Die Sächsische Längsschnittstudie
Bereits drei Mal konnten in den vergangenen 15 Jahren ausgewählte und aktuelle Ergebnisse der Sächsischen Längsschnittstudie im Deutschland Archiv vorgestellt werden. Die Studie gibt es immer noch, die letzte Befragungswelle fand von November 2013 bis März 2014 statt. Für 2015 ist die nächste Erhebungswelle geplant.
Im Jahr 1987 wurde durch das Zentralinstitut für Jugendforschung der DDR in Leipzig eine ursprünglich auf drei Jahre angelegte Studie zum politischen Mentalitätswandel bei 14-jährigen Schülerinnen und Schülern in Sachsen gestartet. Die Schüler wurden aus 72 achten Klassen an 41 Schulen der DDR-Bezirke Leipzig und Karl-Marx-Stadt (heute Chemnitz) rekrutiert. Die Stichprobe von zunächst 1281 Jugendlichen war repräsentativ für den DDR-Geburtsjahrgang 1973. Es wurden drei Erhebungswellen in den Jahren 1987, 1988 und im Frühjahr 1989 durchgeführt, an deren Ende die Teilnehmerinnen und Teilnehmer 1989 gefragt wurden, ob sie auch weiterhin an der Studie teilnehmen möchten. Von den Befragten erklärten sich damals 587 (N = 587) dazu bereit.
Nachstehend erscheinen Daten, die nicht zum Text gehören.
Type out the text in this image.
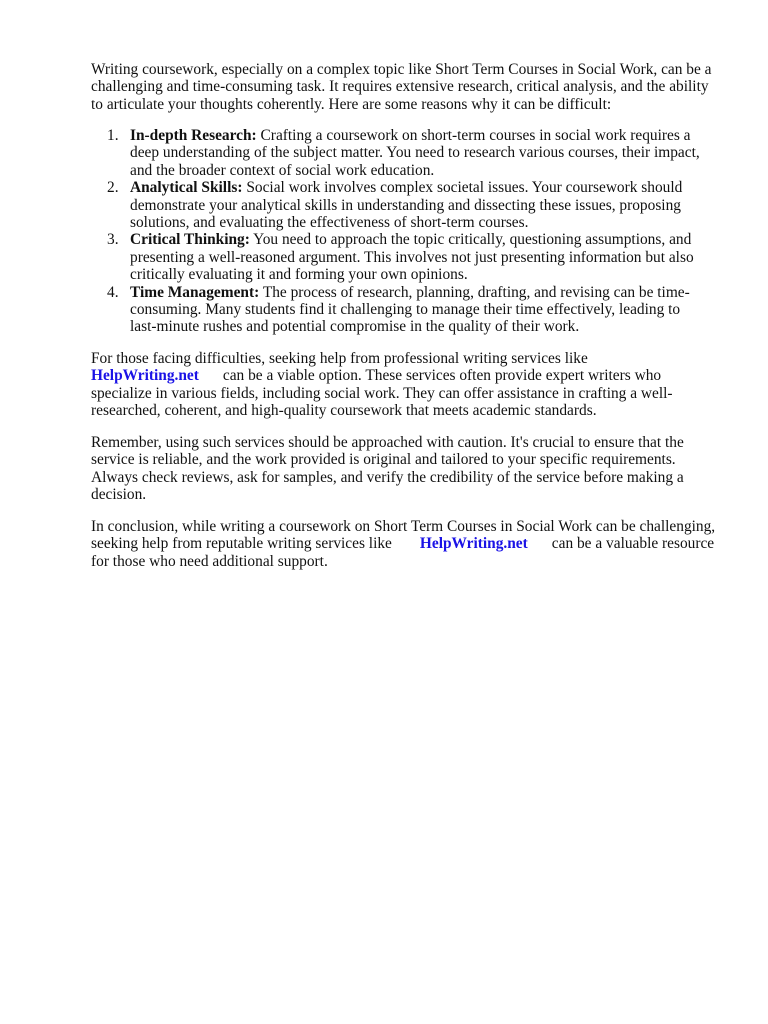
Writing coursework, especially on a complex topic like Short Term Courses in Social Work, can be a
challenging and time-consuming task. It requires extensive research, critical analysis, and the ability
to articulate your thoughts coherently. Here are some reasons why it can be difficult:

1. In-depth Research: Crafting a coursework on short-term courses in social work requires a
deep understanding of the subject matter. You need to research various courses, their impact,
and the broader context of social work education.
2. Analytical Skills: Social work involves complex societal issues. Your coursework should
demonstrate your analytical skills in understanding and dissecting these issues, proposing
solutions, and evaluating the effectiveness of short-term courses.
3. Critical Thinking: You need to approach the topic critically, questioning assumptions, and
presenting a well-reasoned argument. This involves not just presenting information but also
critically evaluating it and forming your own opinions.
4. Time Management: The process of research, planning, drafting, and revising can be time-
consuming. Many students find it challenging to manage their time effectively, leading to
last-minute rushes and potential compromise in the quality of their work.

For those facing difficulties, seeking help from professional writing services like
HelpWriting.net can be a viable option. These services often provide expert writers who
specialize in various fields, including social work. They can offer assistance in crafting a well-
researched, coherent, and high-quality coursework that meets academic standards.

Remember, using such services should be approached with caution. It's crucial to ensure that the
service is reliable, and the work provided is original and tailored to your specific requirements.
Always check reviews, ask for samples, and verify the credibility of the service before making a
decision.

In conclusion, while writing a coursework on Short Term Courses in Social Work can be challenging,
seeking help from reputable writing services like HelpWriting.net can be a valuable resource
for those who need additional support.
Seit Beginn der Studie ist jedem Teilnehmenden eine eigene, sechsstellige Nummer zugeordnet. Dadurch ist es möglich, einen Einstellungswandel bei einzelnen Teilnehmenden oder bestimmten Gruppen festzustellen. Die Adressen der Befragten sind getrennt davon gespeichert, sodass die Anonymität gewährleistet ist. In den drei ersten Erhebungen erfolgten die Befragungen während der Schulstunde im Klassenzimmer. Dies entspricht dem damals üblichen sozialwissenschaftlichen Forschungsvorgehen. Seit 1990 werden die Bogen den Teilnehmenden postalisch nach Hause geschickt. Die Befragungen erfolgten etwa einmal jährlich. Seit 2010 gibt es die Studie auch als Internet-Umfrage.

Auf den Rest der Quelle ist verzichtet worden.